Language, culture, and de-centering of global mobility: Translating Chinese tourists abroad
21/03/2019 (Thursday) 13:00-14:00 E21B-G002
The significant presence of Chinese tourists in Europe, North America, Hong Kong and other destinations in recent years has given rise to widespread reporting of the alleged problems caused by Chinese tourists in various destinations. Expert advice on how to deal with Chinese tourists is available, for example, from the European Travel Commission and commercial organizations like the China Outbound Tourism Research Institute (COTRI). This need to ‘translate’ Chinese tourists in print, broadcast, online media and trade literature signals a major shift in the traditional patterns and directionality in global tourism. Affluent, western societies that were tourism consumers are now increasingly becoming tourism providers. Following the tenets of Critical Intercultural Communication (e.g. Halaulani and Nakayama, 2010; Piller, 2011), this paper addresses the question of positioning Chinese tourists as the cultural ‘Other’, especially in the context of de- and re-centering of global nodes of wealth and power. My final argument draws on Lawrence Venuti’s distinction between two modes of literary translation: ‘domestication’ and ‘foreignization’. I suggest that English-language ,‘mainstream’ media, for example in Hong Kong and the UK, tend to domesticate Chinese tourist. In contrast, other discourses, such as art projects, appear to favour foreignization, a point that I illustrate with excerpts from Ai Weiwei’s art documentary Fairytale (2007).
Adam Jaworski is Chair Professor of Sociolinguistics in the School of English, University of Hong Kong. He worked previously at Poznań University, Birkbeck (University of London), and Cardiff University.
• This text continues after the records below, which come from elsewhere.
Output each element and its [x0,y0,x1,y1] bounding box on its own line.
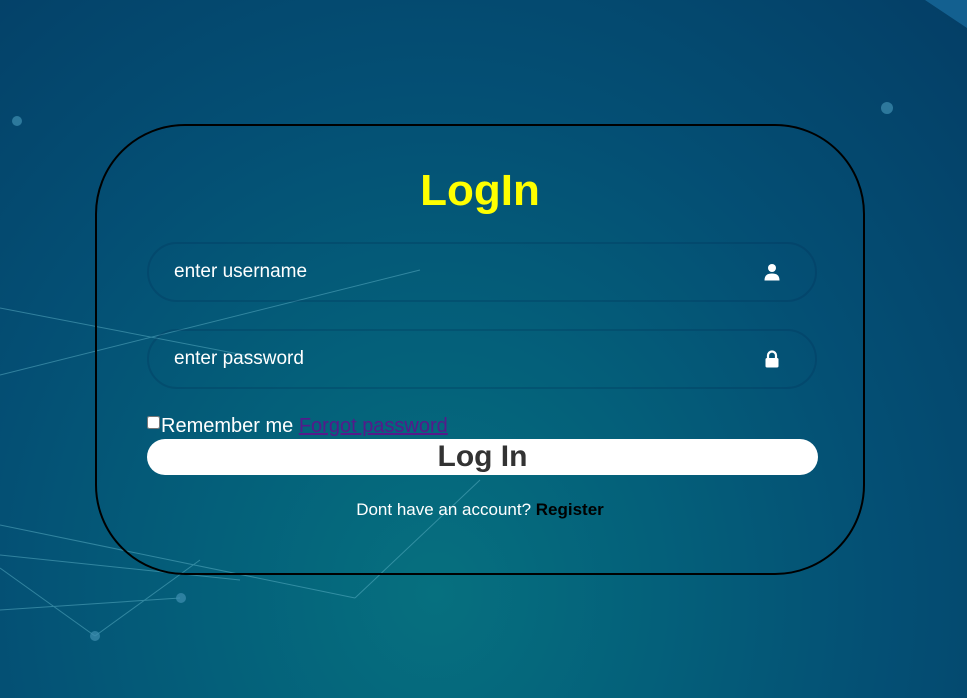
remember-checkbox[interactable] [147,416,160,429]
register-row: Dont have an account? Register [97,500,863,520]
forgot-password-link[interactable]: Forgot password [299,415,448,437]
login-card: LogIn Remember me Forgot password Log In… [95,124,865,575]
register-link[interactable]: Register [536,500,604,519]
register-prompt: Dont have an account? [356,500,536,519]
login-button[interactable]: Log In [147,439,818,475]
lock-icon [765,350,779,368]
password-input[interactable] [149,331,815,387]
login-title: LogIn [420,166,540,215]
password-field-wrapper [147,329,817,389]
username-field-wrapper [147,242,817,302]
username-input[interactable] [149,244,815,300]
user-icon [764,264,780,281]
remember-row: Remember me Forgot password [147,415,448,439]
remember-label: Remember me [161,415,294,437]
corner-accent [925,0,967,28]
His research interests include discursive and multimodal approaches to tourism, mobility and globalization; display of languages in space; media discourse; nonverbal communication; and text-based art. His most recent book is The Elite Discourse (Routledge, 2018, with Crispin Thurlow). He is member of the editorial board of the following journals: Discourse, Context & Media, Discourse & Society, Journal of Language and Politics, Journal of Sociolinguistics, Language in Society, Linguistic Landscape, The Mouth, Multilingua, and Visual Communication, among others. With Brook Bolander, he co-edits the Oxford University Press book series, Oxford Studies in Sociolinguistics.